Perché una nuova commissione, visto che molte cose sono già state scritte? “, abbiamo potuto sentire qua e là dopo l’annuncio da parte dei presidenti francesi Emmanuel Macron e dell’algerino Abdelmadjid Tebboune della creazione di un corpo di storici dei due paesi incaricati di dare uno sguardo scientifico al lungo periodo coloniale. e la guerra d’Algeria di Indipendenza. A questa domanda risponderò che ci saranno sempre, e ci sono ancora, molti fatti da scoprire sulla storia di una colonizzazione durata… centotrentadue anni. Per fortuna la scrittura della storia non è mai definitiva, altrimenti si rischia di stabilire storie finite, e quindi “ufficiali”.
Inoltre, qui si tratta di unire una solidarietà di storici, algerini e francesi, per la scrittura di una storia che dovrà essere integrata da nuove scoperte d’archivio. Questa è stata anche una delle conclusioni della mia relazione, che proponeva questa prospettiva: insieme, in modo pratico, andare avanti per dire, rivelare, mostrare quale fosse la natura del sistema coloniale.
Per la prima volta abbiamo qui, con questa commissione, l’espressione della volontà di Algeria e Francia, ai massimi livelli, di realizzare un lavoro comune. Questo raggruppamento riguarda principalmente gli archivi. Gli archivi di stato in primo luogo, essenzialmente da parte francese, poiché l’Algeria coloniale era composta da tre dipartimenti francesi. È essenziale che gli storici algerini abbiano accesso a questi archivi. Questi sono archivi della sovranità e la Francia ha lasciato l’Algeria con loro. Gli algerini ne chiedono la restituzione da molti anni. Gli archivi sono stati quindi posti in una situazione di esilio, di spostamento geografico, al di fuori del sapere accademico, al di fuori del luogo reale della loro produzione, al di fuori dell’Algeria. Per molto tempo, gli storici hanno cercato questi archivi esiliati.
Non è con un solo gesto, né con un solo discorso, che possiamo far capire alle giovani generazioni quale fosse la realtà della colonizzazione. Ci vuole costanza, tempo, pazienza per trasmettere questa lunga storia di quasi un secolo e mezzo. Per fare questo, il lavoro scientifico degli storici non deve essere prigioniero dei confini nazionali, né dei giochi degli Stati, ma andare avanti in piena autonomia verso l’accertamento dei fatti che ci permettano di avvicinarsi alla verità, e il perseguimento di atti di riconoscimento.

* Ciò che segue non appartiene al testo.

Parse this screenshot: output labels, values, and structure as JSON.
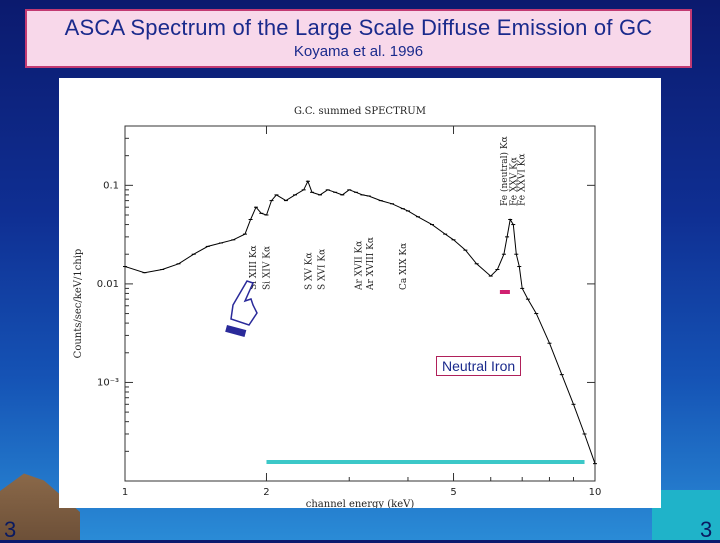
{
  "slide": {
    "title": "ASCA Spectrum of the Large Scale Diffuse Emission of  GC",
    "subtitle": "Koyama et al. 1996",
    "page_number_left": "3",
    "page_number_right": "3",
    "background_color": "#0f2f93",
    "title_box_color": "#f8d8ea",
    "title_border_color": "#c23a72"
  },
  "annotation": {
    "label": "Neutral Iron",
    "marker_color": "#d02070",
    "range_bar_color": "#3cc8c8",
    "pointer_icon": "pointing-hand-icon"
  },
  "chart_data": {
    "type": "line",
    "title": "G.C. summed SPECTRUM",
    "xlabel": "channel energy (keV)",
    "ylabel": "Counts/sec/keV/1chip",
    "xscale": "log",
    "yscale": "log",
    "xlim": [
      1,
      10
    ],
    "ylim": [
      0.0001,
      0.4
    ],
    "x_ticks": [
      {
        "value": 1,
        "label": "1"
      },
      {
        "value": 2,
        "label": "2"
      },
      {
        "value": 5,
        "label": "5"
      },
      {
        "value": 10,
        "label": "10"
      }
    ],
    "y_ticks": [
      {
        "value": 0.1,
        "label": "0.1"
      },
      {
        "value": 0.01,
        "label": "0.01"
      },
      {
        "value": 0.001,
        "label": "10⁻³"
      }
    ],
    "series": [
      {
        "x": [
          1.0,
          1.1,
          1.2,
          1.3,
          1.4,
          1.5,
          1.6,
          1.7,
          1.8,
          1.85,
          1.9,
          1.95,
          2.0,
          2.05,
          2.1,
          2.2,
          2.3,
          2.4,
          2.45,
          2.5,
          2.6,
          2.7,
          2.8,
          2.9,
          3.0,
          3.1,
          3.2,
          3.3,
          3.5,
          3.7,
          3.9,
          4.0,
          4.2,
          4.5,
          4.8,
          5.0,
          5.3,
          5.6,
          6.0,
          6.2,
          6.4,
          6.5,
          6.6,
          6.7,
          6.8,
          6.9,
          7.0,
          7.2,
          7.5,
          8.0,
          8.5,
          9.0,
          9.5,
          10.0
        ],
        "y": [
          0.015,
          0.013,
          0.014,
          0.016,
          0.02,
          0.024,
          0.026,
          0.028,
          0.032,
          0.045,
          0.06,
          0.052,
          0.05,
          0.07,
          0.08,
          0.07,
          0.08,
          0.09,
          0.11,
          0.085,
          0.08,
          0.09,
          0.085,
          0.08,
          0.09,
          0.085,
          0.08,
          0.078,
          0.07,
          0.065,
          0.058,
          0.055,
          0.048,
          0.04,
          0.032,
          0.028,
          0.022,
          0.016,
          0.012,
          0.014,
          0.02,
          0.03,
          0.045,
          0.04,
          0.02,
          0.015,
          0.009,
          0.007,
          0.005,
          0.0025,
          0.0012,
          0.0006,
          0.0003,
          0.00015
        ]
      }
    ],
    "line_annotations": [
      {
        "energy": 1.87,
        "label": "Si XIII Kα"
      },
      {
        "energy": 2.0,
        "label": "Si XIV Kα"
      },
      {
        "energy": 2.46,
        "label": "S XV Kα"
      },
      {
        "energy": 2.62,
        "label": "S XVI Kα"
      },
      {
        "energy": 3.14,
        "label": "Ar XVII Kα"
      },
      {
        "energy": 3.32,
        "label": "Ar XVIII Kα"
      },
      {
        "energy": 3.9,
        "label": "Ca XIX Kα"
      },
      {
        "energy": 6.4,
        "label": "Fe (neutral) Kα"
      },
      {
        "energy": 6.7,
        "label": "Fe XXV Kα"
      },
      {
        "energy": 6.97,
        "label": "Fe XXVI Kα"
      }
    ]
  }
}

La commissione potrà inoltre approfondire gli “archivi privati”, su entrambe le sponde del Mediterraneo. Anche in questo caso è necessario saperli identificare e valutare, perché i documenti detenuti da privati, famiglie e imprese sono incalcolabili. Questo lavoro storico avviene attraverso una rilettura del rapporto tra oralità e scrittura; riconnettendosi con la forza del locale, legandolo alle rappresentanze nazionali; attraverso l’attenzione alle forme secolari di religione e ai processi secolarizzati.
Per quanto mi riguarda, ad esempio, dopo aver “andato” negli archivi per circa vent’anni negli anni Settanta e Ottanta, in particolare ad Aix-en-Provence, sono stati “gli archivi a venire da me”, per un ventennio , a seguito delle mie pubblicazioni di libri, documentari, attraverso lettere testimoniali, documenti d’epoca, foto personali, film amatoriali, diari, ecc.

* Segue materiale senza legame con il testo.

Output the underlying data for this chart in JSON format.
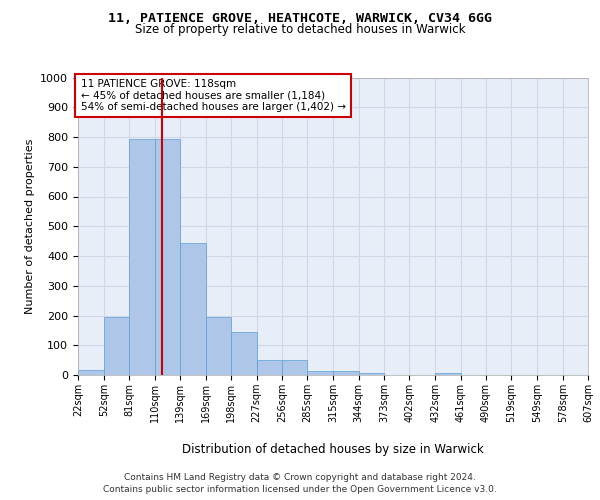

Incoraggiare la creazione di nuovi archivi
Milioni di persone sono state colpite da questi eventi, e sarebbe bene incoraggiare la creazione di nuovi archivi, in particolare dalla raccolta di testimonianze di attori ancora in vita. Nascono così i “controarchivi”, perché la storia non si può scrivere solo attraverso gli archivi di Stato. Ciò consentirà di ritrovare le tracce degli abusi commessi sulle popolazioni civili all’epoca della colonizzazione e della guerra d’indipendenza algerina. Dobbiamo quindi lavorare con le famiglie, sulla base della loro memoria e dei fatti come le hanno vissute. Possiamo così andare avanti sulla questione degli “scomparsi” della guerra.

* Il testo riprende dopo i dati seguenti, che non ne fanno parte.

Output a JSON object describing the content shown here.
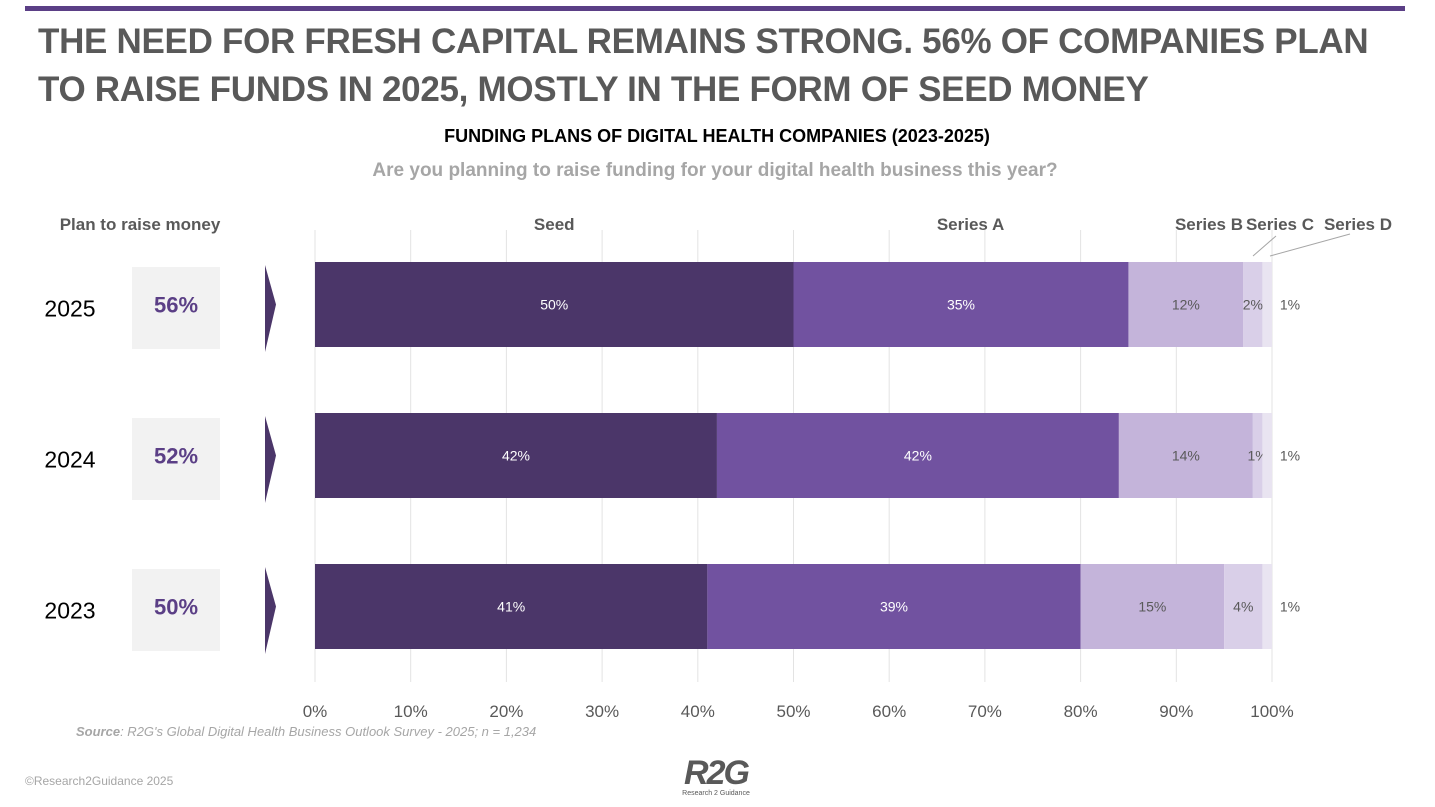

Queste testimonianze private sono condizione per realizzare uno spaccato di questo periodo. Il discorso del colonizzatore e quello dei colonizzati vengono così ritrovati e ripristinati. Non per metterli sullo stesso piano, ma per entrare nella complessità delle relazioni coloniali. E vedremo che, tra il “dominato” e il “dominante”, non c’è mai la stessa percezione, lo stesso sguardo, e alla fine la stessa storia. Il lavoro dello storico è qui, appunto: non si arriva a una memoria comune, ma può fare in modo di restaurare ciò che la rende plurale. Perché se “la memoria divide, la storia unisce” (Pierre Nora).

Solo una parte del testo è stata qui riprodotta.